In 1893, he received a double first M.A. degree in Mathematics and Physical Science. Thereafter, he carried on his research work at the college for a brief period of time before receiving his B.Sc. degree in 1894.
In 1894, he also received an ‘1851 Research Fellowship’ from the ‘Royal Commission for the Exhibition of 1851’ that helped him to pursue post-graduate studies as a research scholar under J.J. Thomson at the Cavendish Laboratory, University of Cambridge.
In 1900, Rutherford married Mary Georgina Newton, only daughter of Arthur and Mary de Renzy Newton. The couple had a daughter, Eileen Mary who married British physicist and astronomer, Ralph Fowler.
His favourite hobbies were golf and motoring.
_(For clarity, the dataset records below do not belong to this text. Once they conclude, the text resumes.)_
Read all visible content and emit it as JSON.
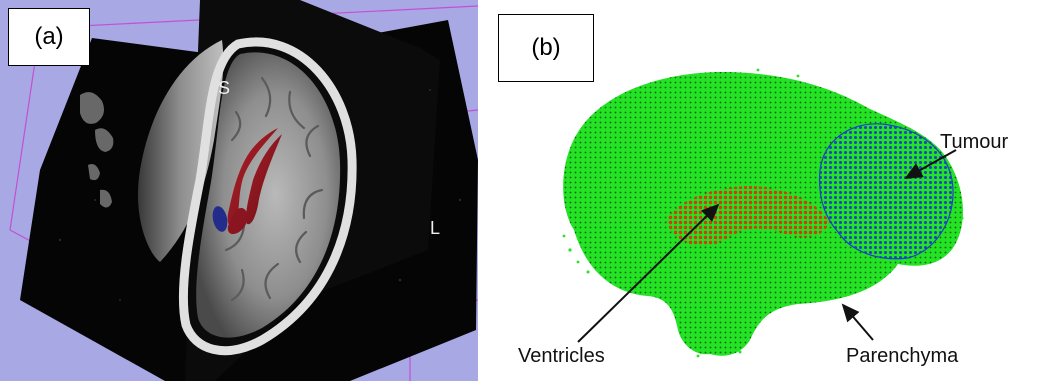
{
  "panel_a": {
    "label": "(a)",
    "orientation_superior": "S",
    "orientation_left": "L",
    "colors": {
      "background": "#a7a8e4",
      "slice": "#050505",
      "bounding_box": "#c44fd6",
      "ventricles": "#8f1a22",
      "tumour": "#232c8a"
    }
  },
  "panel_b": {
    "label": "(b)",
    "annotations": {
      "tumour": "Tumour",
      "ventricles": "Ventricles",
      "parenchyma": "Parenchyma"
    },
    "colors": {
      "parenchyma": "#22e022",
      "ventricles": "#d43a10",
      "tumour": "#1f3fc8",
      "arrow": "#111111"
    }
  }
}
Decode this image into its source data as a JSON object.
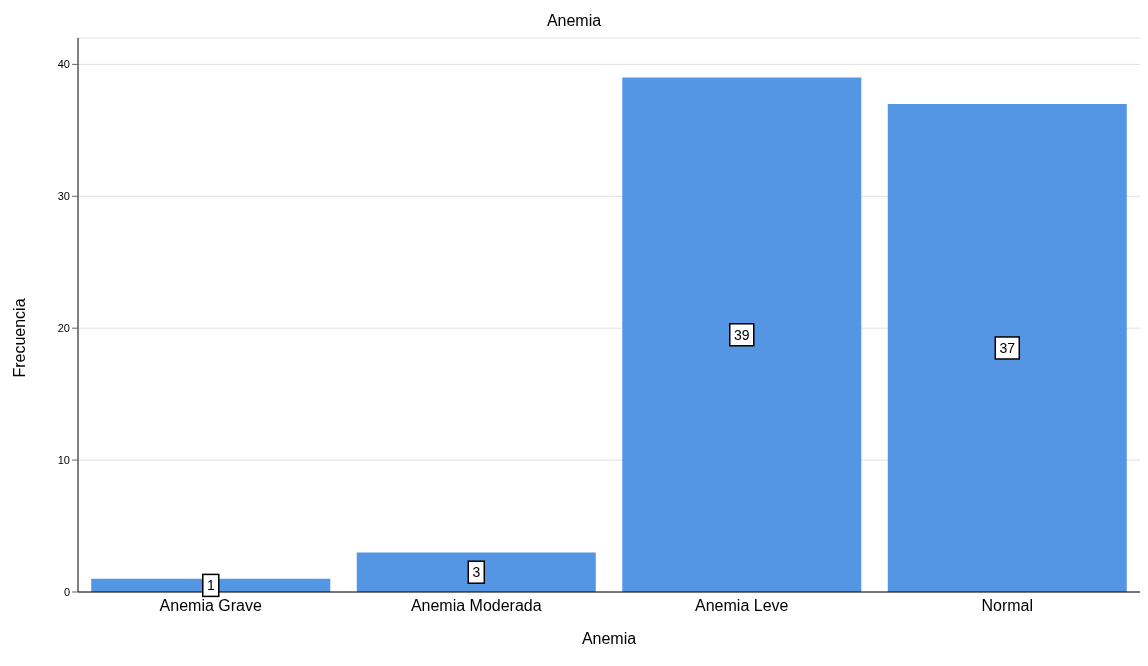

He died after suffering from strangulated hernia on 19 October 1937, at the age of 66. He was interred at Westminster Abbey, near Isaac Newton and Lord Kelvin.
The Nobel Prize in Chemistry 1908 was awarded to Ernest Rutherford “for his investigations into the disintegration of the elements, and the chemistry of radioactive substances”.
He was knighted in 1914; in 1925, he was admitted to the Order of Merit and in 1931, he was raised to First Baron Rutherford of Nelson, New Zealand, and Cambridge.
He was elected Fellow of the Royal Society in 1903 and was its President from 1925 to 1930.
Amongst other honours, he received the Rumford Medal (1905), the Hector Memorial Medal (1916) and the Copley Medal (1922). He also received the Bressa Prize of the Turin Academy of Science (1910), the Albert Medal of the Royal Society of Arts (1928), the Faraday Medal of the Institution of Electrical Engineers (1930), and the T. K. Sidey Medal of the Royal Society of New Zealand (1933).
He received honorary doctorates from the Universities of Pennsylvania, Wisconsin, McGill, Birmingham, Edinburgh, Melbourne, Yale, Glasgow, Giessen, Copenhagen, Cambridge, Dublin, Durham, Oxford, Liverpool, Toronto, Bristol, Cape Town, London and Leeds.